Um dos pontos recentes que contribui para a discussão é a polêmica proibição da Agência Nacional de Vigilância Sanitária (Anvisa) em relação à importação de flores de cannabis para uso medicinal, através da Nota Técnica 35/2013. Tal medida levanta questionamentos sobre a abordagem regulatória em relação aos entorpecentes e como ela afeta diretamente a liberdade de escolha e o acesso à saúde de muitos pacientes.

Este julgamento representa uma oportunidade única para o país enfrentar um dos seus maiores desafios sociais. A guerra contra as drogas tem se mostrado infrutífera, com resultados desastrosos, como a superlotação do sistema carcerário e o fortalecimento das organizações criminosas ligadas ao tráfico. Neste contexto, a possibilidade de descriminalização pode significar um avanço no tratamento de dependentes químicos e redirecionamento de esforços para a prevenção e conscientização.

Diversos especialistas da área de saúde, juristas e representantes da sociedade civil têm defendido a abordagem de redução de danos e a necessidade de se investir em políticas públicas voltadas para o tratamento e acompanhamento de usuários de drogas. A ênfase na saúde pública, ao invés da punição, pode ser um caminho para a resolução de um problema complexo e multifacetado.

Nesse contexto, vale ressaltar que a Lei de Entorpecentes (Lei 11.343), vigente no Brasil desde 2006, já traz dispositivos que distinguem claramente as figuras jurídicas do usuário e do traficante. O artigo 28 da lei prevê a diferenciação, priorizando a redução de danos e medidas socioeducativas para os usuários, reconhecendo o direito da pessoa em decidir sobre sua própria saúde.

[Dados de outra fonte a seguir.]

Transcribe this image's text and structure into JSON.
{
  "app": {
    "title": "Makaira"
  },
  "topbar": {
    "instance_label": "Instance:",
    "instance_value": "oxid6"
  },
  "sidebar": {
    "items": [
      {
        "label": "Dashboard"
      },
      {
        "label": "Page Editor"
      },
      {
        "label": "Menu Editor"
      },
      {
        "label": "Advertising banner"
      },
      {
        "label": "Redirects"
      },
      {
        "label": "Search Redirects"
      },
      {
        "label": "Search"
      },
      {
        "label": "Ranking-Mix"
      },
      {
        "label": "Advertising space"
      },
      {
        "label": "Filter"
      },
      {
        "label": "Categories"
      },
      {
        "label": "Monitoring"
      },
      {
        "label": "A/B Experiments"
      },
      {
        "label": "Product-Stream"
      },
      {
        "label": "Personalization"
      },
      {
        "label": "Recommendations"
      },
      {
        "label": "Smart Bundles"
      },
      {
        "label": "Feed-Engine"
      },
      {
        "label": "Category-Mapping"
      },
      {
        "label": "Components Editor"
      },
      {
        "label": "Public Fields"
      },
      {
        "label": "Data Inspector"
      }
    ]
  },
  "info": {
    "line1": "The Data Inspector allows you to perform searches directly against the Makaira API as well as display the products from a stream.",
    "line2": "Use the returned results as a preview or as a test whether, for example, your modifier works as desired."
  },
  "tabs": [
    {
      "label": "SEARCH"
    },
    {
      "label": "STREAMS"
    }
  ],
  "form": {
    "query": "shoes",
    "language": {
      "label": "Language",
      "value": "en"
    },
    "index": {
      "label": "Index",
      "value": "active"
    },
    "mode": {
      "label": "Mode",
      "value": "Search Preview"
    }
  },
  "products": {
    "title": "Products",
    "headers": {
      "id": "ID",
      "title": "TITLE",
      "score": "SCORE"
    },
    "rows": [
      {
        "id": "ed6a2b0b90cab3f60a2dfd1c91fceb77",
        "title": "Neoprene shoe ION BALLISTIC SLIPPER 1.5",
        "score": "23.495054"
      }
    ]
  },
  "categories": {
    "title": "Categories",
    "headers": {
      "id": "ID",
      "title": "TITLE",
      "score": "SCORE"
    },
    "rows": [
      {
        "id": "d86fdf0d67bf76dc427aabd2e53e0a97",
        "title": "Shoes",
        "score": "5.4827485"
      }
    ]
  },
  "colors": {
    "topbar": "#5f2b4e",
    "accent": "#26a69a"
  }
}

O artigo 19, inciso III, da Lei de Entorpecentes, por exemplo, já determina que as medidas socioeducativas previstas no artigo 28 sejam aplicadas aos usuários de drogas, priorizando a reeducação e a reintegração social, em vez da reclusão em um sistema penitenciário muitas vezes sobrecarregado e ineficiente. Já os artigos 20 e 21 tratam do tratamento de dependentes químicos, assegurando o direito à atenção integral à saúde e ao respeito à dignidade humana. Isso reforça a ideia de que a abordagem sobre o consumo de drogas deve ser focada na saúde pública e no bem estar dos cidadãos, evitando a estigmatização e a criminalização dos usuários.

Dessa forma, enquanto o PL 399/15 não avança no Congresso, e enquanto a Anvisa não conclui a revisão da RDC 327/19, é crucial que o STF delibere sobre o julgamento do porte de drogas para consumo próprio, garantindo que a decisão esteja alinhada com os princípios de proteção da saúde, dos direitos individuais e da busca por soluções mais eficazes e humanitárias para a questão das drogas no país.

O debate em torno desse julgamento ganha ainda mais relevância à luz das recentes medidas adotadas pela Anvisa para restringir o acesso de pacientes a cannabis medicinal em sua forma vaporizada (NT 35/2023, proibição da importação de flores, mesmo com receita médica). O Brasil tem a oportunidade de seguir uma rota mais sensível, baseada em evidências e em consonância com padrões internacionais, buscando soluções que priorizem a saúde pública e o bem-estar de todos os brasileiros.

Entretanto, não podemos ignorar as vozes que se opõem à descriminalização, preocupadas com o possível aumento do consumo e seus impactos na sociedade.

Independentemente do resultado final do julgamento, a sociedade brasileira está diante de uma oportunidade para refletir sobre suas políticas de drogas e o tratamento dispensado aos usuários. É fundamental buscar alternativas que priorizem a saúde e o bem estar da população, sem deixar de lado a importância de coibir efetivamente o tráfico e o crime organizado.

Enfrentar o desafio do uso de drogas no Brasil exige uma abordagem aberta ao diálogo e à mudança, com base em evidências e experiências bem-sucedidas em outros países. O julgamento do STF sobre o porte de drogas para consumo próprio pode ser o primeiro passo em direção a uma sociedade mais justa e consciente, onde a saúde e os direitos individuais sejam colocados no centro das políticas públicas.